So, let’s create a model for all parties and visualize it.
big_y <- xy %>%
select(Oppobloc:`Other parties`) %>%
mutate_all(~ . / xy$parliament_voters)
big_y[is.na(big_y)] <- 0
purrr::map_dfr(colnames(big_y), function(to) {
purrr::map_dfr(unique(xy$district_number), function(x) {
y <- big_y[[to]][xy$district_number == x]
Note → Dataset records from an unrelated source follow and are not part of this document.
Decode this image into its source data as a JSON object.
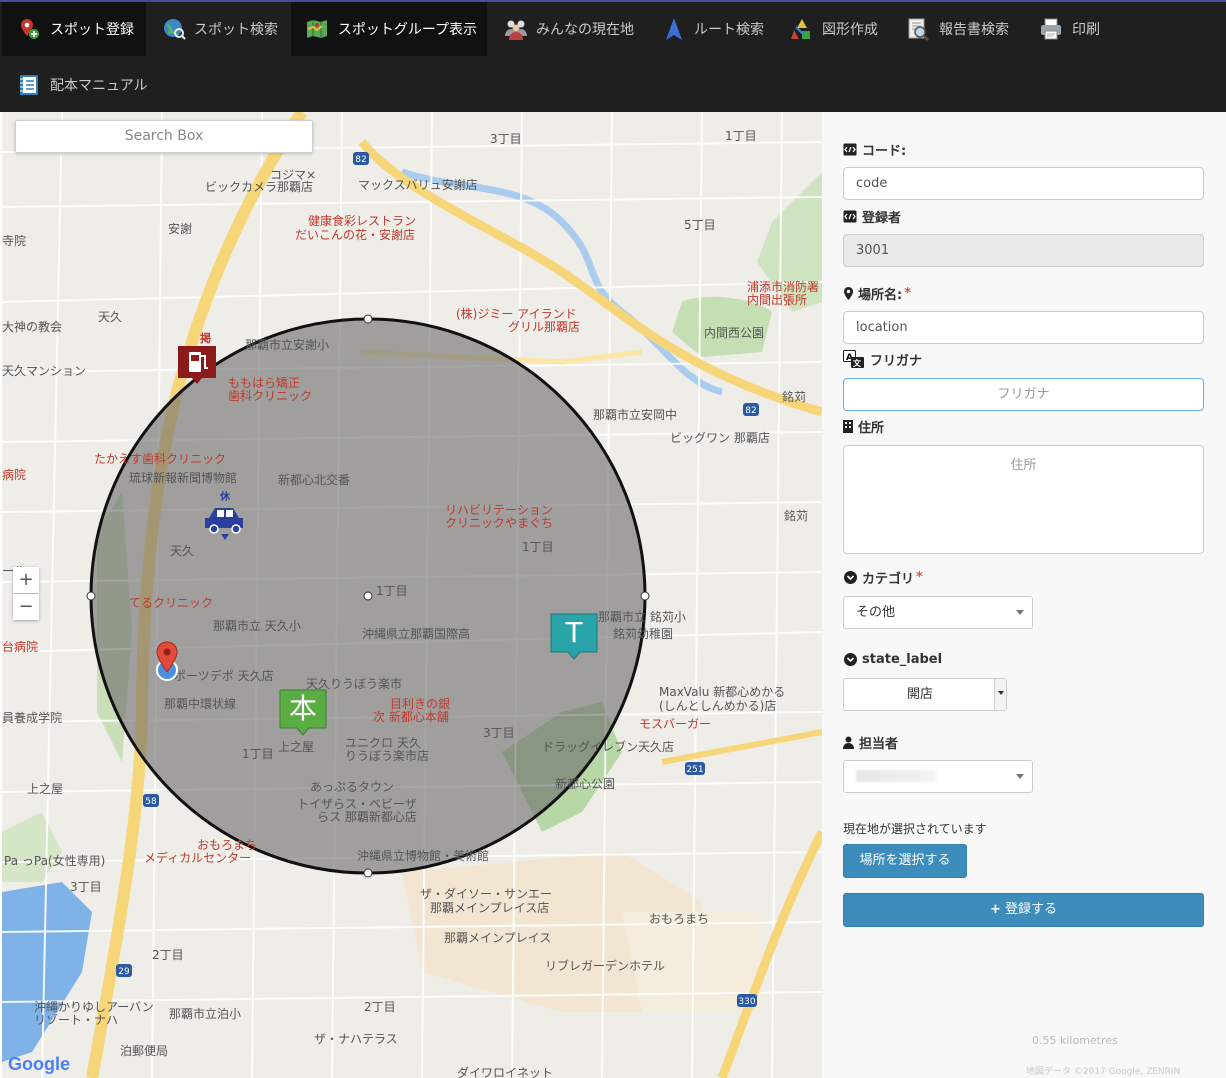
{
  "nav": {
    "items": [
      {
        "label": "スポット登録",
        "icon": "map-pin-add-icon",
        "active": true
      },
      {
        "label": "スポット検索",
        "icon": "globe-search-icon",
        "active": false
      },
      {
        "label": "スポットグループ表示",
        "icon": "folded-map-icon",
        "active": true
      },
      {
        "label": "みんなの現在地",
        "icon": "people-group-icon",
        "active": false
      },
      {
        "label": "ルート検索",
        "icon": "navigation-arrow-icon",
        "active": false
      },
      {
        "label": "図形作成",
        "icon": "shapes-icon",
        "active": false
      },
      {
        "label": "報告書検索",
        "icon": "report-search-icon",
        "active": false
      },
      {
        "label": "印刷",
        "icon": "printer-icon",
        "active": false
      },
      {
        "label": "配本マニュアル",
        "icon": "manual-book-icon",
        "active": false
      }
    ]
  },
  "map": {
    "search_placeholder": "Search Box",
    "zoom_in": "+",
    "zoom_out": "−",
    "google": "Google",
    "attribution": "地図データ ©2017 Google, ZENRIN",
    "scale": "0.55 kilometres",
    "markers": {
      "fuel": "fuel-station-icon",
      "taxi": "taxi-icon",
      "book": "本",
      "t": "T",
      "location": "location-pin-icon",
      "taxi_badge": "休",
      "fuel_badge": "掲"
    },
    "labels": [
      "3丁目",
      "1丁目",
      "コジマ×",
      "ビックカメラ那覇店",
      "マックスバリュ安謝店",
      "健康食彩レストラン",
      "だいこんの花・安謝店",
      "安謝",
      "5丁目",
      "浦添市消防署",
      "内間出張所",
      "(株)ジミー アイランド",
      "グリル那覇店",
      "内間西公園",
      "天久",
      "大神の教会",
      "天久マンション",
      "那覇市立安謝小",
      "ももはら矯正",
      "歯科クリニック",
      "銘苅",
      "那覇市立安岡中",
      "ビッグワン 那覇店",
      "たかえす歯科クリニック",
      "琉球新報新聞博物館",
      "新都心北交番",
      "リハビリテーション",
      "クリニックやまぐち",
      "1丁目",
      "銘苅",
      "天久",
      "てるクリニック",
      "1丁目",
      "那覇市立 天久小",
      "沖縄県立那覇国際高",
      "那覇市立 銘苅小",
      "銘苅幼稚園",
      "ポーツデポ 天久店",
      "天久りうぼう楽市",
      "那覇中環状線",
      "目利きの銀",
      "次 新都心本舗",
      "MaxValu 新都心めかる",
      "(しんとしんめかる)店",
      "モスバーガー",
      "上之屋",
      "1丁目",
      "ユニクロ 天久",
      "りうぼう楽市店",
      "3丁目",
      "ドラッグイレブン天久店",
      "新都心公園",
      "あっぷるタウン",
      "トイザらス・ベビーザ",
      "らス 那覇新都心店",
      "上之屋",
      "おもろまち",
      "メディカルセンター",
      "沖縄県立博物館・美術館",
      "Pa っPa(女性専用)",
      "3丁目",
      "ザ・ダイソー・サンエー",
      "那覇メインプレイス店",
      "おもろまち",
      "那覇メインプレイス",
      "リブレガーデンホテル",
      "2丁目",
      "沖縄かりゆしアーバン",
      "リゾート・ナハ",
      "那覇市立泊小",
      "2丁目",
      "泊郵便局",
      "ザ・ナハテラス",
      "ダイワロイネット",
      "寺院",
      "ール",
      "台病院",
      "員養成学院",
      "病院"
    ]
  },
  "form": {
    "code_label": "コード:",
    "code_value": "code",
    "registrant_label": "登録者",
    "registrant_value": "3001",
    "place_label": "場所名:",
    "place_value": "location",
    "furigana_label": "フリガナ",
    "furigana_placeholder": "フリガナ",
    "address_label": "住所",
    "address_placeholder": "住所",
    "category_label": "カテゴリ",
    "category_value": "その他",
    "state_label": "state_label",
    "state_value": "開店",
    "person_label": "担当者",
    "person_value": "",
    "location_status": "現在地が選択されています",
    "select_place_button": "場所を選択する",
    "register_button": "登録する",
    "required_mark": "*"
  },
  "colors": {
    "nav_bg": "#1f1f1f",
    "accent": "#3c8dbc",
    "circle_fill": "#6b6b6b",
    "book_marker": "#5aac44",
    "t_marker": "#29a4a8",
    "fuel_marker": "#8b1a1a"
  }
}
y <- ifelse(is.na(y), 0, y)
fit <- nnls::nnls(big_x[xy$district_number == x, ], y)
tibble(
to = to,
district_number = x,
from = colnames(big_x),
coef = ifelse(fit$x > 1, 1, fit$x),
all_votes = unname(colSums(big_x[xy$district_number == x, ] *
xy$president_voters[xy$district_number == x])),
predicted_votes = round(unname(colSums(big_x[xy$district_number == x, ] %*%
diag(coef) *
xy$parliament_voters[xy$district_number == x]))),
rmse = Metrics::rmse(y, fit$fitted)
)
})
}) %>%
group_by(from, to) %>%
summarise(predicted_votes = sum(predicted_votes)) %>%
arrange(desc(predicted_votes)) %>%
ggplot(aes(y = predicted_votes, axis1 = from, axis2 = to)) +
geom_alluvium(aes(fill = from), width = 1 / 12) +
geom_stratum(width = 1 / 6, fill = "white", color = "black") +
geom_text(stat = "stratum", label.strata = TRUE, family = "PT Sans", size = 3) +
scale_fill_manual(values = c(
"#1f78b4", "#ff7f00", "#6a3d9a", "#ffff99", "#e31a1c",
"#cab2d6", "#fdbf6f", "#fb9a99", "#a6cee3", "#b2df8a"
)) +
scale_x_discrete(
limits = c("Presidential election\n(31.03.2019)", "Parliamentary election\n(21.07.2019)"),
expand = c(.0, .0)
) +
labs(
title = "Voters flow from presidential election to parliamentary election",
caption = "Using Central Election Commissions data"
) +
theme_ipsum(base_family = "PT Sans") +
theme(
legend.position = "none",
panel.grid = element_blank(),
axis.title = element_blank(),
axis.text.y = element_blank()
)